MA-2014 SKNY Generator - photo Jason Wyche 10


As I walked along, there were hard walls, there were padded walls, and there were people. There have been tales of people dancing, holding hands, almost kissing in the installation – all of which is captured by cameras and loaded onto the dedicated Tumblr – I ran into one person in my time inside Generator, or, more aptly, I ran into a chunky knit sweater, and found myself swiveling around and walking in the other direction almost immediately. I just wanted to be alone.


I imagine that to reach the “full emptiness” that Abramović touts would take more than my short time inside the gallery that morning (not to mention years of meditative training), but, if anything, Generator forces one to be confronted with the rather daunting task of being with oneself – nothing to see, nothing to hear, nothing to do – even if just for a moment.

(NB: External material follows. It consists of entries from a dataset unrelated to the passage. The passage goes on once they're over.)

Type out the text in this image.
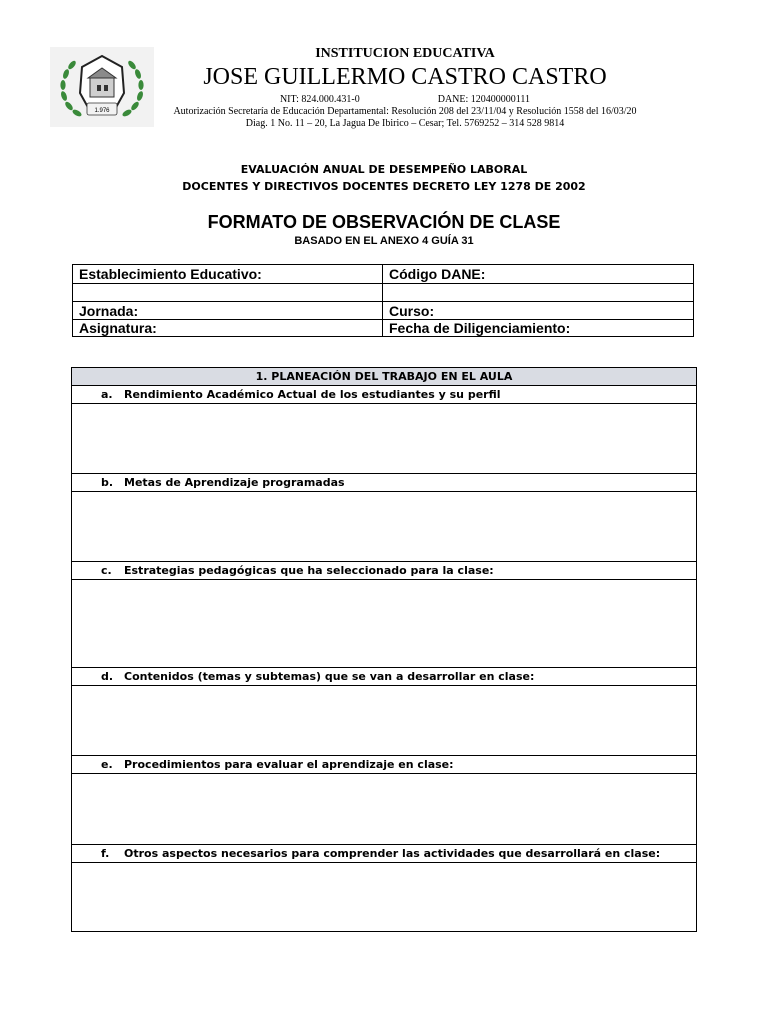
1.976
INSTITUCION EDUCATIVA
JOSE GUILLERMO CASTRO CASTRO
NIT: 824.000.431-0	DANE: 120400000111
Autorización Secretaría de Educación Departamental: Resolución 208 del 23/11/04 y Resolución 1558 del 16/03/20
Diag. 1 No. 11 – 20, La Jagua De Ibirico – Cesar; Tel. 5769252 – 314 528 9814
EVALUACIÓN ANUAL DE DESEMPEÑO LABORAL
DOCENTES Y DIRECTIVOS DOCENTES DECRETO LEY 1278 DE 2002
FORMATO DE OBSERVACIÓN DE CLASE
BASADO EN EL ANEXO 4 GUÍA 31
Establecimiento Educativo:	Código DANE:

Jornada:	Curso:
Asignatura:	Fecha de Diligenciamiento:
1. PLANEACIÓN DEL TRABAJO EN EL AULA
a. Rendimiento Académico Actual de los estudiantes y su perfil
b. Metas de Aprendizaje programadas
c. Estrategias pedagógicas que ha seleccionado para la clase:
d. Contenidos (temas y subtemas) que se van a desarrollar en clase:
e. Procedimientos para evaluar el aprendizaje en clase:
f. Otros aspectos necesarios para comprender las actividades que desarrollará en clase:
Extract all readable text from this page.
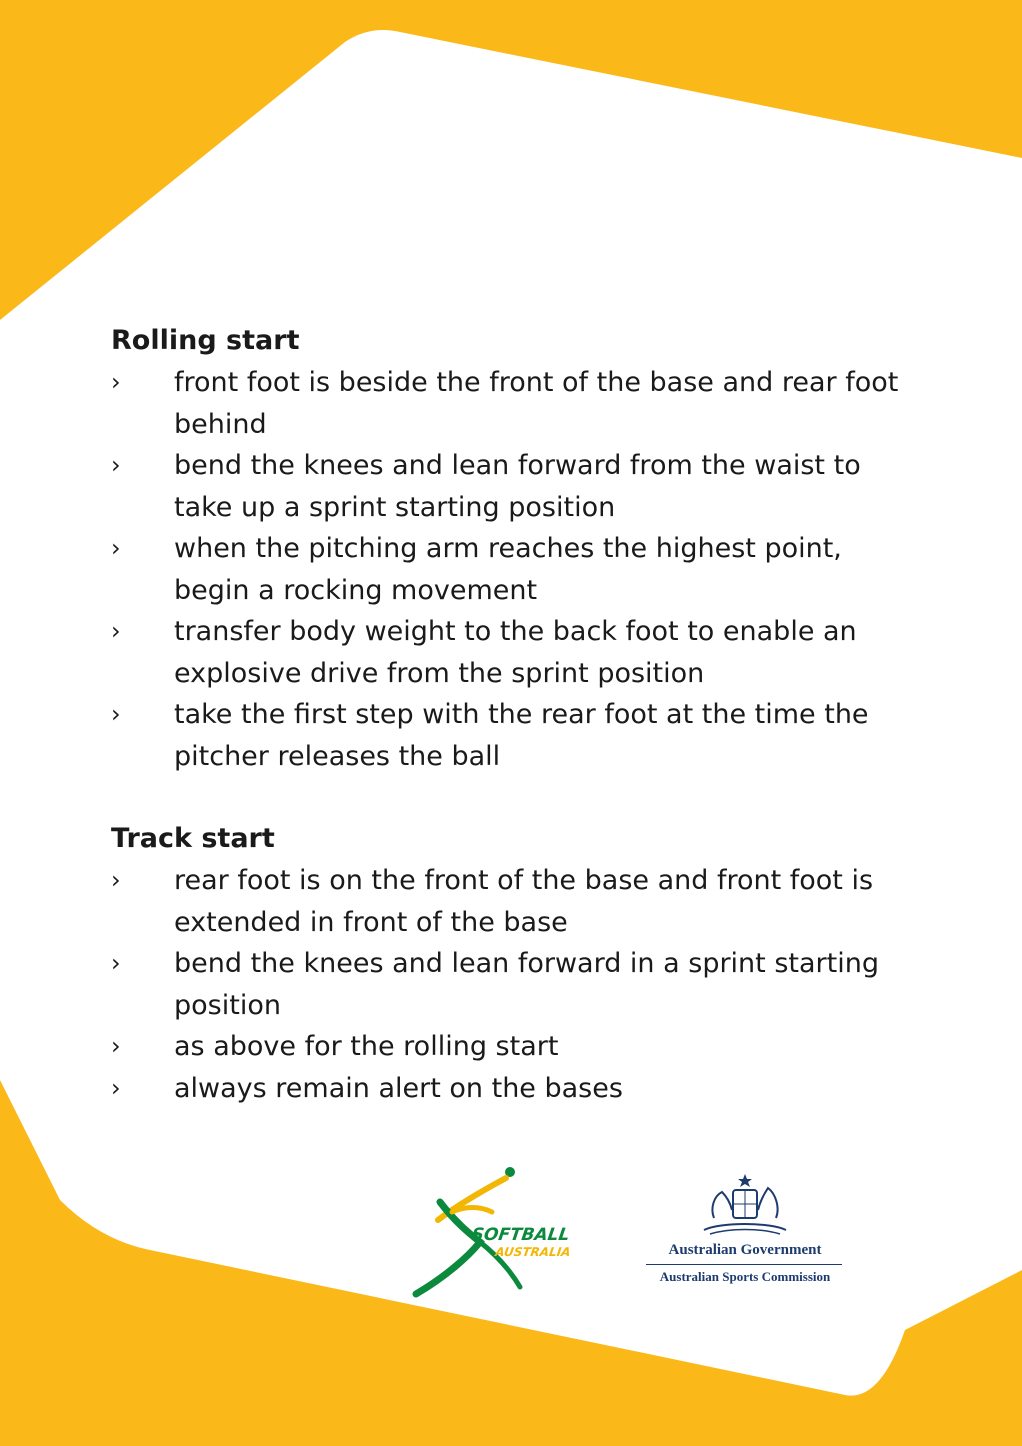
Rolling start
›	front foot is beside the front of the base and rear foot behind
›	bend the knees and lean forward from the waist to take up a sprint starting position
›	when the pitching arm reaches the highest point, begin a rocking movement
›	transfer body weight to the back foot to enable an explosive drive from the sprint position
›	take the first step with the rear foot at the time the pitcher releases the ball
Track start
›	rear foot is on the front of the base and front foot is extended in front of the base
›	bend the knees and lean forward in a sprint starting position
›	as above for the rolling start
›	always remain alert on the bases
SOFTBALL
AUSTRALIA	Australian Government
Australian Sports Commission
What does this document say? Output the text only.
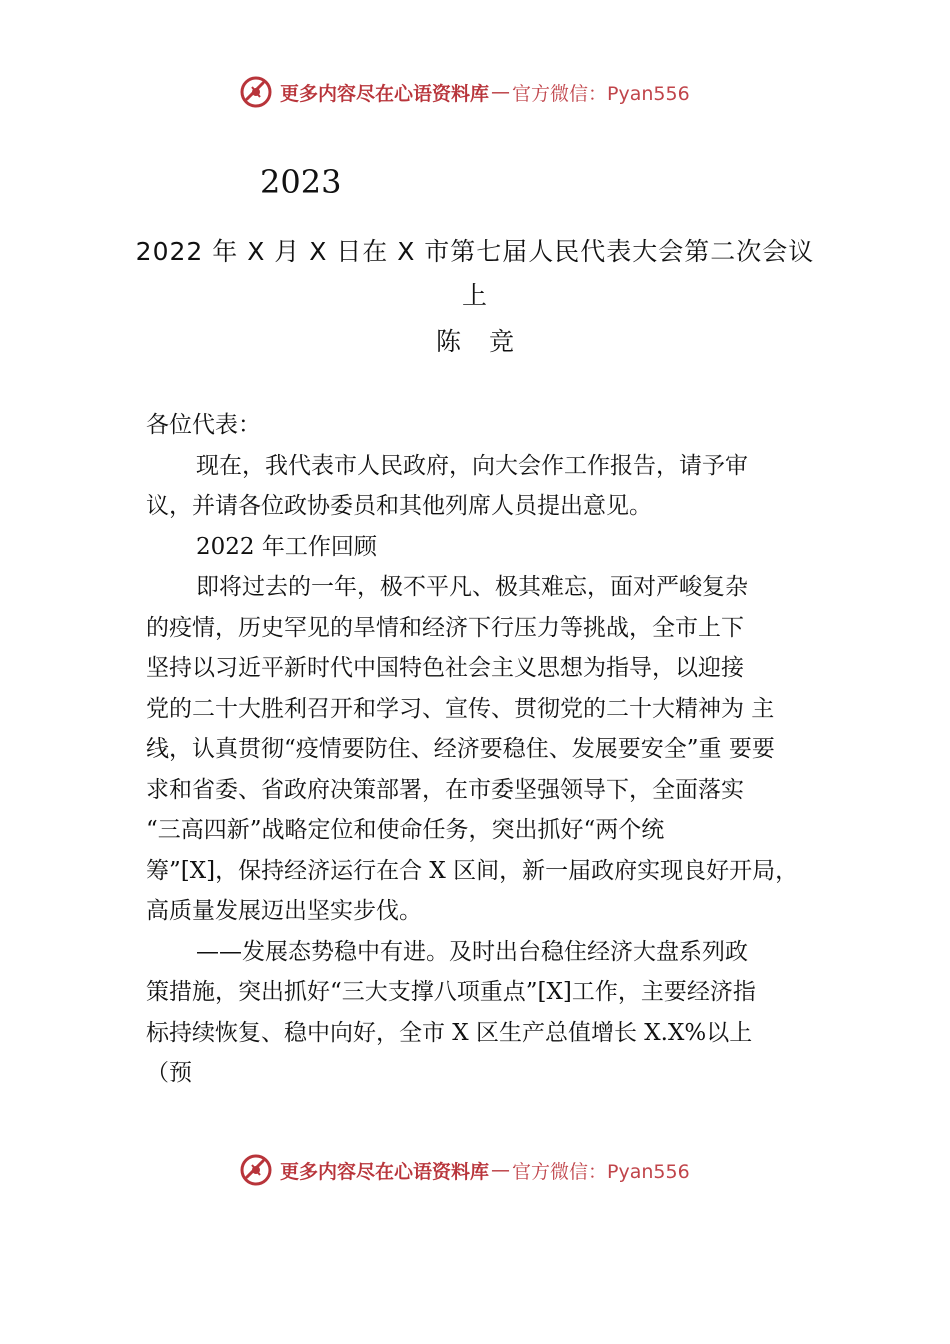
更多内容尽在心语资料库 — 官方微信：Pyan556
2023
2022 年 X 月 X 日在 X 市第七届人民代表大会第二次会议
上
陈 竞
各位代表：
现在，我代表市人民政府，向大会作工作报告，请予审
议，并请各位政协委员和其他列席人员提出意见。
2022 年工作回顾
即将过去的一年，极不平凡、极其难忘，面对严峻复杂
的疫情，历史罕见的旱情和经济下行压力等挑战，全市上下
坚持以习近平新时代中国特色社会主义思想为指导，以迎接
党的二十大胜利召开和学习、宣传、贯彻党的二十大精神为 主
线，认真贯彻“疫情要防住、经济要稳住、发展要安全”重 要要
求和省委、省政府决策部署，在市委坚强领导下，全面落实
“三高四新”战略定位和使命任务，突出抓好“两个统
筹”[X]，保持经济运行在合 X 区间，新一届政府实现良好开局，
高质量发展迈出坚实步伐。
——发展态势稳中有进。及时出台稳住经济大盘系列政
策措施，突出抓好“三大支撑八项重点”[X]工作，主要经济指
标持续恢复、稳中向好，全市 X 区生产总值增长 X.X%以上
（预
更多内容尽在心语资料库 — 官方微信：Pyan556
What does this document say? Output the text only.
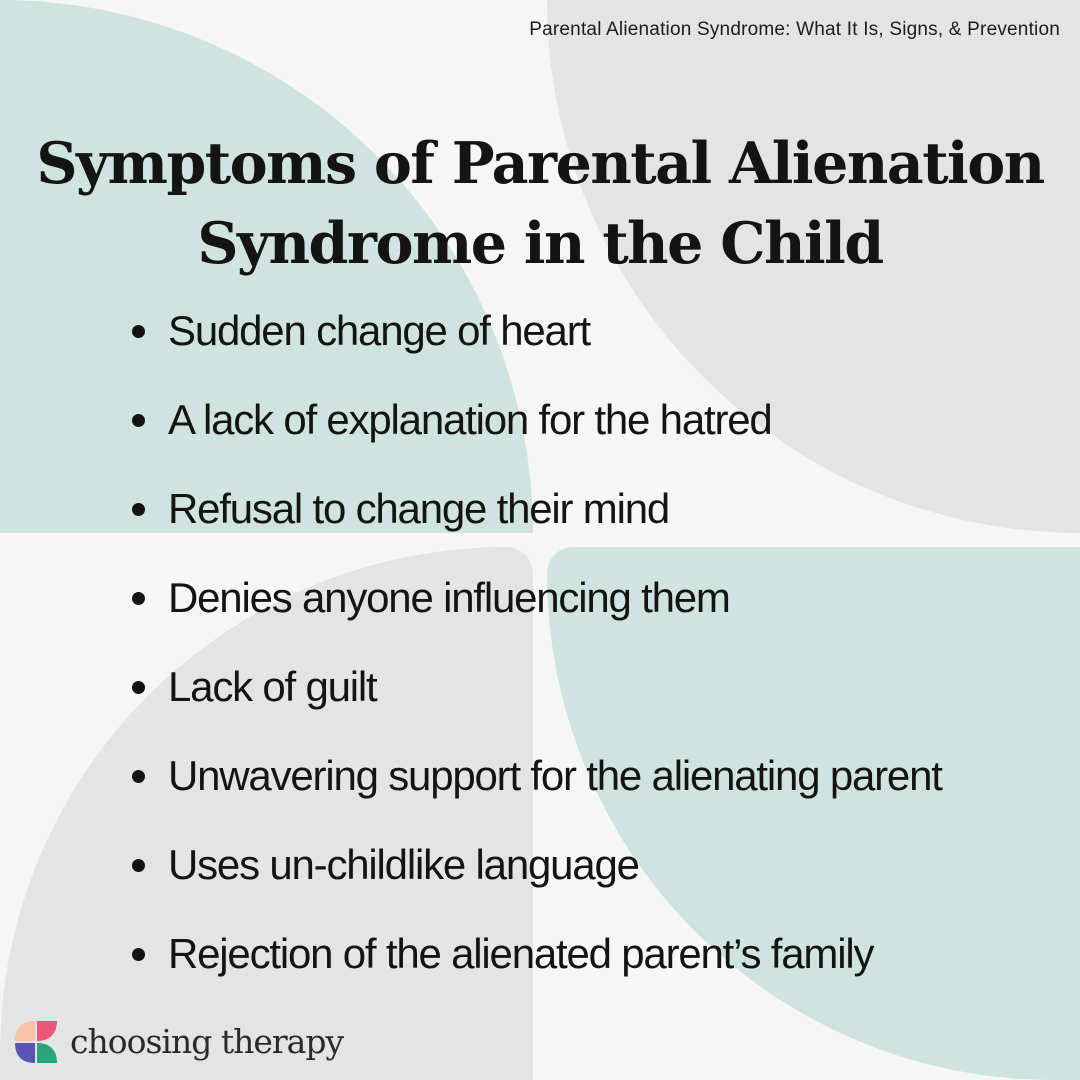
Parental Alienation Syndrome: What It Is, Signs, & Prevention
Symptoms of Parental Alienation
Syndrome in the Child
Sudden change of heart
A lack of explanation for the hatred
Refusal to change their mind
Denies anyone influencing them
Lack of guilt
Unwavering support for the alienating parent
Uses un-childlike language
Rejection of the alienated parent’s family
choosing therapy
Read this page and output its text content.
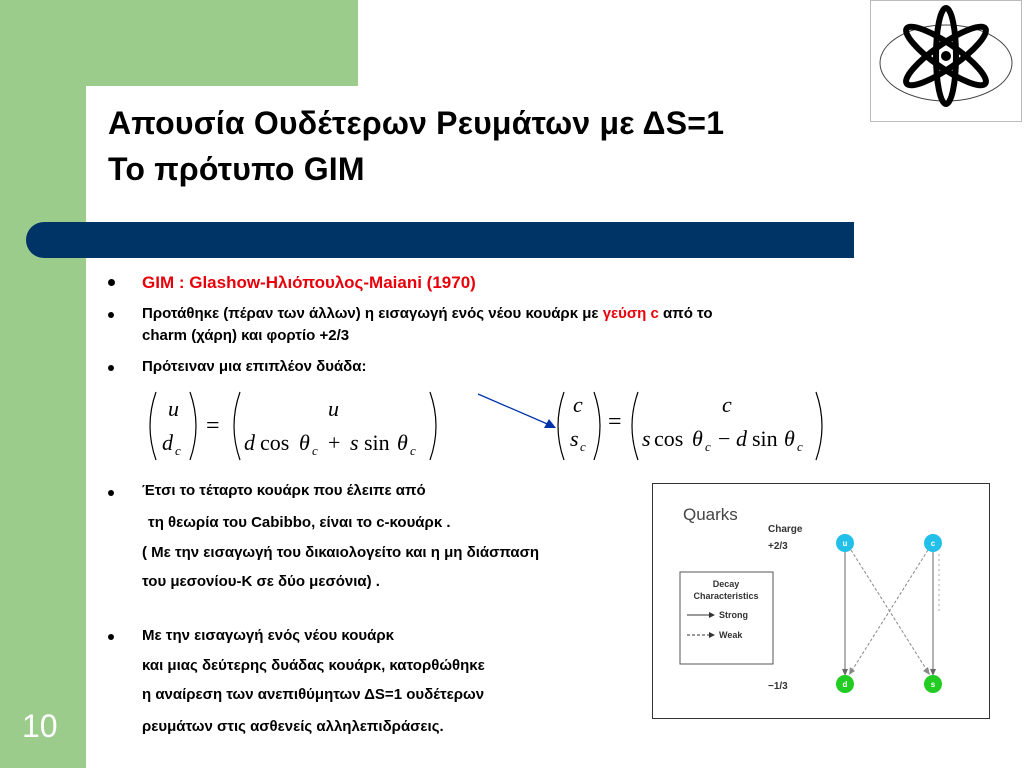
Απουσία Ουδέτερων Ρευμάτων με ΔS=1
Το πρότυπο GIM
10
GIM : Glashow-Ηλιόπουλος-Maiani (1970)
Προτάθηκε (πέραν των άλλων) η εισαγωγή ενός νέου κουάρκ με γεύση c από το
charm (χάρη) και φορτίο +2/3
Πρότειναν μια επιπλέον δυάδα:
Έτσι το τέταρτο κουάρκ που έλειπε από
τη θεωρία του Cabibbo, είναι το c-κουάρκ .
( Με την εισαγωγή του δικαιολογείτο και η μη διάσπαση
του μεσονίου-Κ σε δύο μεσόνια) .
Με την εισαγωγή ενός νέου κουάρκ
και μιας δεύτερης δυάδας κουάρκ, κατορθώθηκε
η αναίρεση των ανεπιθύμητων ΔS=1 ουδέτερων
ρευμάτων στις ασθενείς αλληλεπιδράσεις.
u
d c
u
d cos θ c + s sin θ c
=
c
s c
c
s cos θ c − d sin θ c
=
Quarks
Charge
+2/3
−1/3
Decay
Characteristics
Strong
Weak
u	c
d	s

To not check one’s phone incessantly (and live to tell the tale), to not seek outside stimulation to satiate us and save us, to be present (even if the artist is not)… this is the modern man’s plight.


MA-2014 SKNY Generator - photo Jason Wyche 19


When I decided my time was done, I raised my hand and a facilitator came to me and guided me back, this time via a more labyrinthine path. When we finally came to a stop and the facilitator removed my earmuffs, a familiar voice whispered in my ear, “You didn’t fall.”